Once again Medium is changing things, and I’m trying to parse out what it means for those of us earning a (paltry) living on Medium.
Some time ago, Medium declared that one could only be part of the Medium Partner Program (i.e. writers who get paid by the click as opposed to providing content for exposure!) if you had a minimum of 100 followers. I was definitely under that number and figured it would be impossible to get that total by the deadline. I was absolutely floored when the followers poured in and I went sailing past the limit within hours. I still get a little verklempt when I think of that response, coming as it did at a time when I really needed the affirmation more than the tiny check I get from Medium each month.
Now Medium is changing the program again, and one of the things getting kicked to the curb is the 100-follower minimum. Please don’t unfollow me! Instead, anyone who wants to be part of MPP has to be a paying member of Medium.
To be honest, I thought we already were required to pay the $50 minimum. For some that’s going to be tough, as Medium isn’t exactly cheap. But I don’t necessarily object, since I’m already doing it. Note that existing MPP writers will be grandfathered in, but I wouldn’t expect that to last forever.
They’re also expanding to 12 more countries with another 50 or so by the end of the year. People in those countries could always publish with Medium, but now they can get paid, and you all know how I feel about writers being paid for their work. I’ve never had enough readership on Medium to make serious money, but I appreciate the platform and its simplicity.
However, I’m leery of the next part: they’re once again changing the formula on which we get paid. It’s supposed to be how much time members spend reading our stuff, which I always felt unfairly stiffs poets and others who write very short works, and doesn’t take into account the incredibly short attention span of the average internet reader. (Here’s where that media studies MS comes out to play.) The average time a reader spends on a click is three seconds. Seriously, if you don’t catch them in the first three seconds, you’re out of luck.
Well, Medium’s going to keep tracking reader engagement when calculating our earnings, but now they’re also going to factor in other engagement: claps, highlights, replies, and follows. For now it’s only the first engagement that gets counted, but if you want to help out the writer of the awesome piece you’re reading, give ’em a clap (you know what I mean, cretins) or otherwise engage beyond simply taking your time reading, so they get paid more. “Bouncing from a story before reading it for 30 seconds will prevent earnings from accruing for that member,” the policy reads. Thanks?
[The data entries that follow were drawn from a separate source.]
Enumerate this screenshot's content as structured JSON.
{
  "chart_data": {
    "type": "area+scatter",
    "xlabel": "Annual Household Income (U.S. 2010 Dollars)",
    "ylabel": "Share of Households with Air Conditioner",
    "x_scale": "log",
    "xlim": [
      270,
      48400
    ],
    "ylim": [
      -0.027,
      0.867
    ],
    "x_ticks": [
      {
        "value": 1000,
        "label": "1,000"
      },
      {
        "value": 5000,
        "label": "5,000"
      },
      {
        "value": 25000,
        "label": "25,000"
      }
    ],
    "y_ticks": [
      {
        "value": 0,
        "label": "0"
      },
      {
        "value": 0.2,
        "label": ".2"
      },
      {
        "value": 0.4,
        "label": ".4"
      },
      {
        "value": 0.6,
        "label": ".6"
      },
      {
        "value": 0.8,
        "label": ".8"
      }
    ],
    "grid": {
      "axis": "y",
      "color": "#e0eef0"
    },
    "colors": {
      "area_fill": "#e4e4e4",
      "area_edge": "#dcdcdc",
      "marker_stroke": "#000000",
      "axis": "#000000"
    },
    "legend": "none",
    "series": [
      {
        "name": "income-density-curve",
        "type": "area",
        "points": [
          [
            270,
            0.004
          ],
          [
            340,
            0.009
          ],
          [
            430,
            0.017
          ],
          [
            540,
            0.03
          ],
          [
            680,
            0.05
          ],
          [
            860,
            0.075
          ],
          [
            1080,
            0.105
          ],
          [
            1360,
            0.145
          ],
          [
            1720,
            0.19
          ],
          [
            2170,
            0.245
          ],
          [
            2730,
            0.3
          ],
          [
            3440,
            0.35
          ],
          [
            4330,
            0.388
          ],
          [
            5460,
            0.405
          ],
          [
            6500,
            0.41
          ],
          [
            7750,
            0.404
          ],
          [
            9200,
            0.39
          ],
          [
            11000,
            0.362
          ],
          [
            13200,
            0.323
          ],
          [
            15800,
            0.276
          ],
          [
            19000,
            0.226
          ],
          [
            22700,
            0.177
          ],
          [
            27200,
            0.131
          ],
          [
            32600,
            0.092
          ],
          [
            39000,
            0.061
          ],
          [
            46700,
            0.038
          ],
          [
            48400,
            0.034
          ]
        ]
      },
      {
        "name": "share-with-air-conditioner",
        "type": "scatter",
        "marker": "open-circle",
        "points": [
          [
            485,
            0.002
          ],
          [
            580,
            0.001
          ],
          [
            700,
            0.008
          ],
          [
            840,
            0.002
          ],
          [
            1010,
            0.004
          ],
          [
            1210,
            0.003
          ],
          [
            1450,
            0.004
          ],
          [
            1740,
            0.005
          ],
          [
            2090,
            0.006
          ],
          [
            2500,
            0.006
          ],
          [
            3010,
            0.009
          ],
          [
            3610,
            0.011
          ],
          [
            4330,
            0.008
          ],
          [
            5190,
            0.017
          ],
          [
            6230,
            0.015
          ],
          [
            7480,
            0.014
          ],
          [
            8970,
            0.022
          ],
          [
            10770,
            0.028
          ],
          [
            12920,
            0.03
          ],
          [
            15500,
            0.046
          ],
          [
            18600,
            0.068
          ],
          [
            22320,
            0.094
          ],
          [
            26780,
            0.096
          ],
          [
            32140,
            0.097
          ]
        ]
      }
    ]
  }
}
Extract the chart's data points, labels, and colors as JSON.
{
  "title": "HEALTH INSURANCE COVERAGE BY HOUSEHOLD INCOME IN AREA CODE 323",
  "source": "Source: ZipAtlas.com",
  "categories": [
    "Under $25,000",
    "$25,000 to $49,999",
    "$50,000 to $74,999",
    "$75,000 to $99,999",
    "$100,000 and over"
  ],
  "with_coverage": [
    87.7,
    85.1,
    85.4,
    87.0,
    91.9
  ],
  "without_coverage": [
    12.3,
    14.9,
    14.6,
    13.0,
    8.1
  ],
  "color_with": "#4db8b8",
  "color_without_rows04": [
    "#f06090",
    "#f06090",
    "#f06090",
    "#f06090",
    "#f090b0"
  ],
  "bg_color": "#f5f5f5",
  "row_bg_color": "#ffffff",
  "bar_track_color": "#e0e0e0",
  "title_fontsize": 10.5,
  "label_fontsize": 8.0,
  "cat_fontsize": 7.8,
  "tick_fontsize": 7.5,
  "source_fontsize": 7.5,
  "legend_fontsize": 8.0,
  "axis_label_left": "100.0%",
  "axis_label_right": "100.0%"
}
Stories that get boosted will get a bonus. I don’t actually know how someone gets boosted, but obviously I need to pay more attention to the various options on Medium. And they’re discouraging clickbait by adjusting earnings based on read ratio, defining the latter as people who read the story for 30 seconds or more. Now go back up to that MS theory bit. Thirty seconds is a very long read for the internet. Medium claims they’ve tested this on the poems and comics and it hasn’t impacted them, which I find staggeringly unlikely.
Other aspects of the algorithm: we’ll get boosts for readers who comment (which means commenting on the story itself, not on the Facebook share!), readers who are existing followers of the writer or publication, and so on.
They’re also getting rid of the referral bonus, pretending this program “degraded the reading experience.” Look, Medium, we get you’re a business. You can just say it was costing you more than it was worth and we’ll respect that more than pretending this is about the “reading experience.” We’re in business together, as professionals, so be straight with us.
Whenever this sort of thing happens, I pretty much figure I’m going to get paid less. It’s also why I have not adjusted any of the settings on my Patreon, as I’d have to give up my grandfathered “founders” program and would undoubtedly lose money. The last Medium adjustment was right after I started writing for Medium, so I didn’t have a long history to gauge it, but I definitely saw a drop in my earnings. But I still find it a useful platform for my essays, which might range from musings on journalism and the writing life to interviews with smarter people to utter silliness like the piece I’ve got slated for next week on fast food. While I always prefer people to subscribe to the Patreon, Medium lets people read me without committing to the $1 a month Patreon fee.
So, in short (too late): Follow the writers you like, spend at least 30 seconds on their stories, and clap or otherwise engage with the piece.
From the ghost of Harlan Ellison: #paythewriter.